Now here is where we need a good glimpse of the Word of God...
“And whoever exalts himself will be humbled, and he who humbles himself will be exalted”. Matthew 23:12
God blesses us with gifts not so that we can exalt ourselves or make ourselves look good to the world, which hates us, but instead He gifts us so that we can aid one another in the kingdom and show forth His grace through our lives, in order that He may be glorified.
I do not need a click or connections to validate my calling.
When I first began preaching, it was difficult for a woman to go up into a church’s pulpit because some of our brethren were not in agreement with women preaching the Gospel. The late Pastor Authur Washington whom I loved dearly for his humility said to me, “Daughter, look at Luke 14 with me, Jesus teaches on the lowly place so whenever you go into a sanctuary never go to their pulpit. It’s better for them to ask you up than to ask you down.” At that time, I was so angry. Having been treated bad, I figured so-called godly men rather I am a whoremonger than a preacher because as long as I had whoredom in my veins, preachers stayed in my face…but as soon as I turned from my wicked ways, they despised my gift of exhortation. I thank God for the late Pastor Washington because this lesson was a part of my process.
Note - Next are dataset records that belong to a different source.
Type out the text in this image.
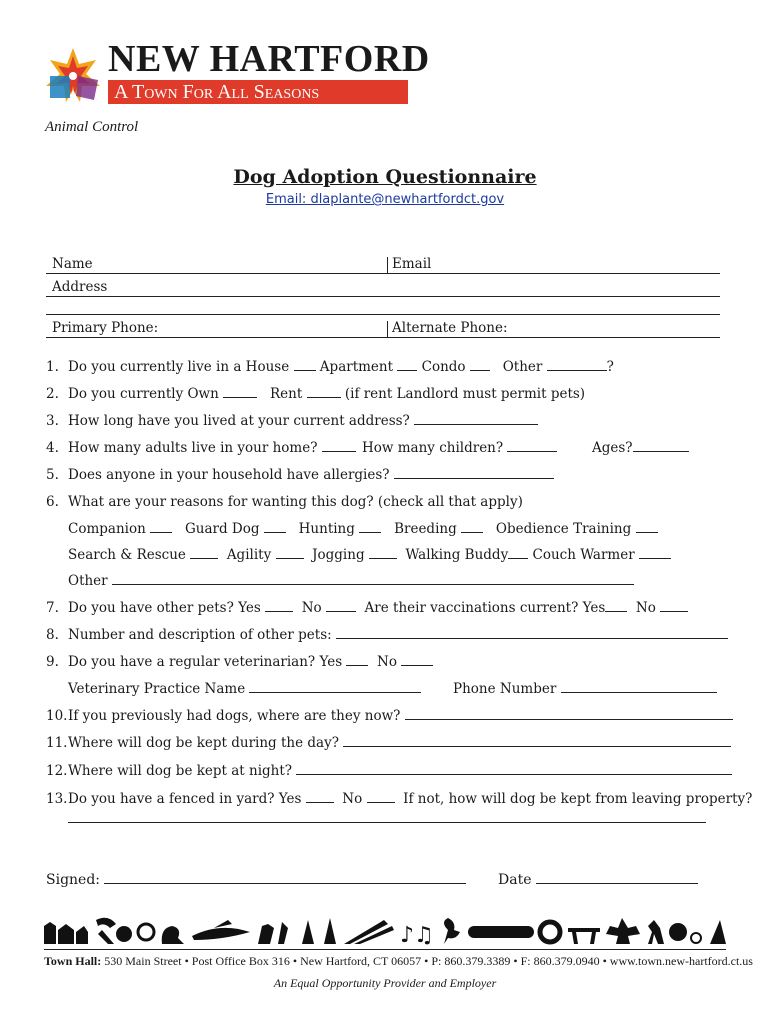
NEW HARTFORD
A Town For All Seasons
Animal Control
Dog Adoption Questionnaire
Email: dlaplante@newhartfordct.gov
Name	Email
Address
Primary Phone:	Alternate Phone:
1. Do you currently live in a House Apartment Condo	Other	?
2. Do you currently Own	Rent	(if rent Landlord must permit pets)
3. How long have you lived at your current address?
4. How many adults live in your home?	How many children?	Ages?
5. Does anyone in your household have allergies?
6. What are your reasons for wanting this dog? (check all that apply)
Companion	Guard Dog	Hunting	Breeding	Obedience Training
Search & Rescue	Agility	Jogging	Walking Buddy Couch Warmer
Other
7. Do you have other pets? Yes	No	Are their vaccinations current? Yes No
8. Number and description of other pets:
9. Do you have a regular veterinarian? Yes	No
Veterinary Practice Name	Phone Number
10.If you previously had dogs, where are they now?
11.Where will dog be kept during the day?
12.Where will dog be kept at night?
13.Do you have a fenced in yard? Yes	No	If not, how will dog be kept from leaving property?
Signed:	Date
♪♫
Town Hall: 530 Main Street • Post Office Box 316 • New Hartford, CT 06057 • P: 860.379.3389 • F: 860.379.0940 • www.town.new-hartford.ct.us
An Equal Opportunity Provider and Employer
That is why it is hard to find me in the good girl preacher clicks. I do not need a click or connections to validate my calling or my gifts. All I need is the gift God has given me, enough character to operate inside of my gifting and outside of myself, and humility to walk in the calling and operate my gifting- God’s way. I also believe as Andrew Wilson that there are no New Testament prohibitions on women preaching the gospel.[i] I found out when I was about twelve years old God gifted me and I had no choice whether or not I’d use the gift because my gifting has eluded to purpose, and where there is purpose you become a target. Not just for people but for the enemy and the enemy in the inner you.
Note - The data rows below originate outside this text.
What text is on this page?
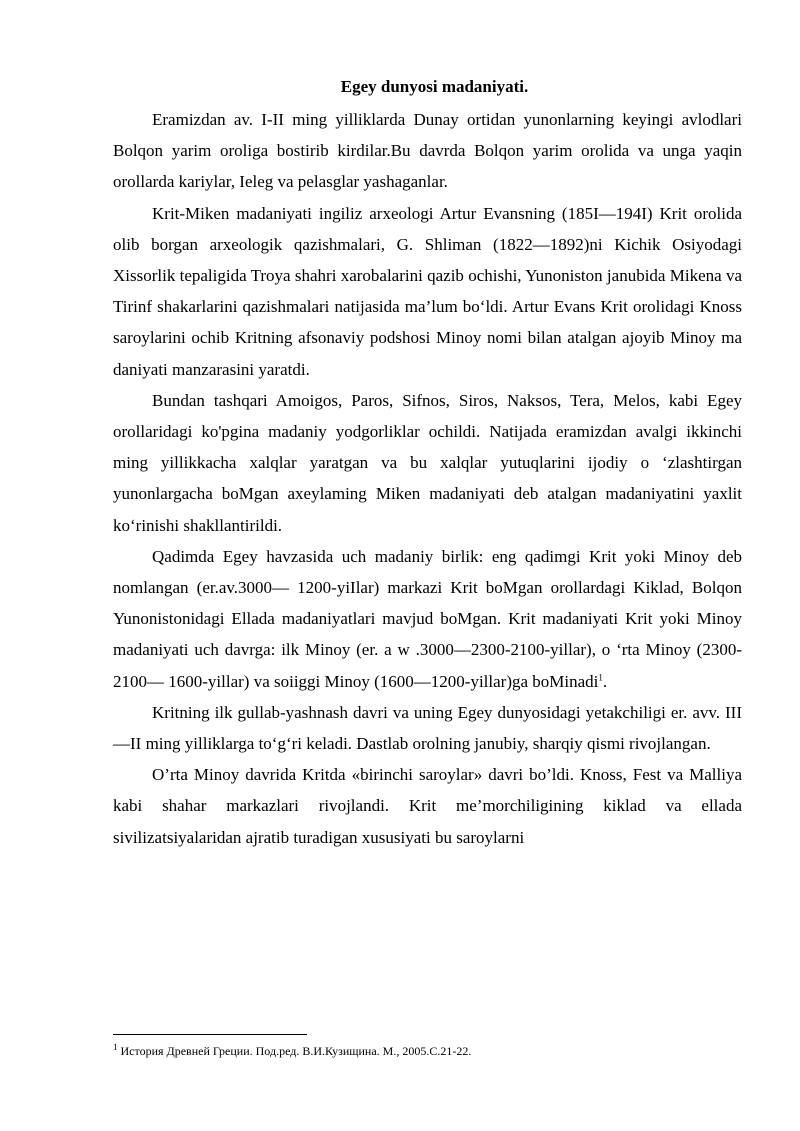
Egey dunyosi madaniyati.

Eramizdan av. I-II ming yilliklarda Dunay ortidan yunonlarning keyingi avlodlari Bolqon yarim oroliga bostirib kirdilar.Bu davrda Bolqon yarim orolida va unga yaqin orollarda kariylar, Ieleg va pelasglar yashaganlar.

Krit-Miken madaniyati ingiliz arxeologi Artur Evansning (185I—194I) Krit orolida olib borgan arxeologik qazishmalari, G. Shliman (1822—1892)ni Kichik Osiyodagi Xissorlik tepaligida Troya shahri xarobalarini qazib ochishi, Yunoniston janubida Mikena va Tirinf shakarlarini qazishmalari natijasida ma’lum bo‘ldi. Artur Evans Krit orolidagi Knoss saroylarini ochib Kritning afsonaviy podshosi Minoy nomi bilan atalgan ajoyib Minoy ma daniyati manzarasini yaratdi.

Bundan tashqari Amoigos, Paros, Sifnos, Siros, Naksos, Tera, Melos, kabi Egey orollaridagi ko'pgina madaniy yodgorliklar ochildi. Natijada eramizdan avalgi ikkinchi ming yillikkacha xalqlar yaratgan va bu xalqlar yutuqlarini ijodiy o ‘zlashtirgan yunonlargacha boMgan axeylaming Miken madaniyati deb atalgan madaniyatini yaxlit ko‘rinishi shakllantirildi.

Qadimda Egey havzasida uch madaniy birlik: eng qadimgi Krit yoki Minoy deb nomlangan (er.av.3000— 1200-yiIlar) markazi Krit boMgan orollardagi Kiklad, Bolqon Yunonistonidagi Ellada madaniyatlari mavjud boMgan. Krit madaniyati Krit yoki Minoy madaniyati uch davrga: ilk Minoy (er. a w .3000—2300-2100-yillar), o ‘rta Minoy (2300-2100— 1600-yillar) va soiiggi Minoy (1600—1200-yillar)ga boMinadi$^1$.

Kritning ilk gullab-yashnash davri va uning Egey dunyosidagi yetakchiligi er. avv. III—II ming yilliklarga to‘g‘ri keladi. Dastlab orolning janubiy, sharqiy qismi rivojlangan.

O’rta Minoy davrida Kritda «birinchi saroylar» davri bo’ldi. Knoss, Fest va Malliya kabi shahar markazlari rivojlandi. Krit me’morchiligining kiklad va ellada sivilizatsiyalaridan ajratib turadigan xususiyati bu saroylarni

$^1$ История Древней Греции. Под.ред. В.И.Кузищина. М., 2005.С.21-22.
That may have startled you but sometimes gifted people start leaning on the gift instead of the giver and they become complacent and arrogant in everything they do. See, humility makes you strive to bless the gift giver. I’m not concerned whether man accepts me, I’m concerned that I don’t get lazy because of my gifting, I study to show myself approved, I never treat the giver of the gifting like a pimp, and that I understand always He (The Giver) could have chosen anyone else other than me to give my gift to. I work hard to stay close to The Giver because He and I together are more than the world for or against me.
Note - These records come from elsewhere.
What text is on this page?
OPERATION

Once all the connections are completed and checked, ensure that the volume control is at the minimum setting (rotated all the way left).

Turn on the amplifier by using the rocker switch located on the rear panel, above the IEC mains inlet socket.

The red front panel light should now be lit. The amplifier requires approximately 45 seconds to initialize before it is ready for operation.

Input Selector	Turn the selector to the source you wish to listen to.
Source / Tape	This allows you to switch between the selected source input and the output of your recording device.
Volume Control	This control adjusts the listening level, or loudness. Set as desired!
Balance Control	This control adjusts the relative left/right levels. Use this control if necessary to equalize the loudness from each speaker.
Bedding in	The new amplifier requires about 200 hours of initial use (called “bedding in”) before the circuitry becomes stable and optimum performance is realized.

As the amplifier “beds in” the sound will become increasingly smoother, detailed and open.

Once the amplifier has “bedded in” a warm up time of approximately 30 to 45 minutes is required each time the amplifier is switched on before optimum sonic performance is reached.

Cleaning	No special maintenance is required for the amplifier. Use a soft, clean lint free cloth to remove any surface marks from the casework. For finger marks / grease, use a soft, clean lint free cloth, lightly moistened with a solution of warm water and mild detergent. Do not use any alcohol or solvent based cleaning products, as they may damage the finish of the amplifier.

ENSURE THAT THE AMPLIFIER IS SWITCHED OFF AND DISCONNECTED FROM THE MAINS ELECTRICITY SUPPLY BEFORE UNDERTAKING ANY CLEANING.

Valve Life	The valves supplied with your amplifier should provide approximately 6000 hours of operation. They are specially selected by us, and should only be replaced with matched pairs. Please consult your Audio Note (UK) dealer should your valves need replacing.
This is where so many women are missing the mark. They feel like if they build a coalition with one another then they can be accepted, but you have to know when God calls you, He validates you and your gifting equips you. His acceptance of you is more than enough and if you humble yourself, He will cause you to intertwine with Kings and Queens. I can remember when I first began to get engagements. Sometimes I would pray to get there and then when I get there, preach my heart out, I’d get this we cannot pay you speech and a basket of trinkets to add to the collection already in my kitchen drawer. Yes, I began to feel a certain type of way until God reminded me… you are my vessel, chosen by me, to do the work I have begun. If they never give you a dime, you be humble enough to except what they gave as the blessing they desire to receive.
[i] Andrew Wilson. “Women Preachers: A Response to John Piper”. Think. (May 6, 2015).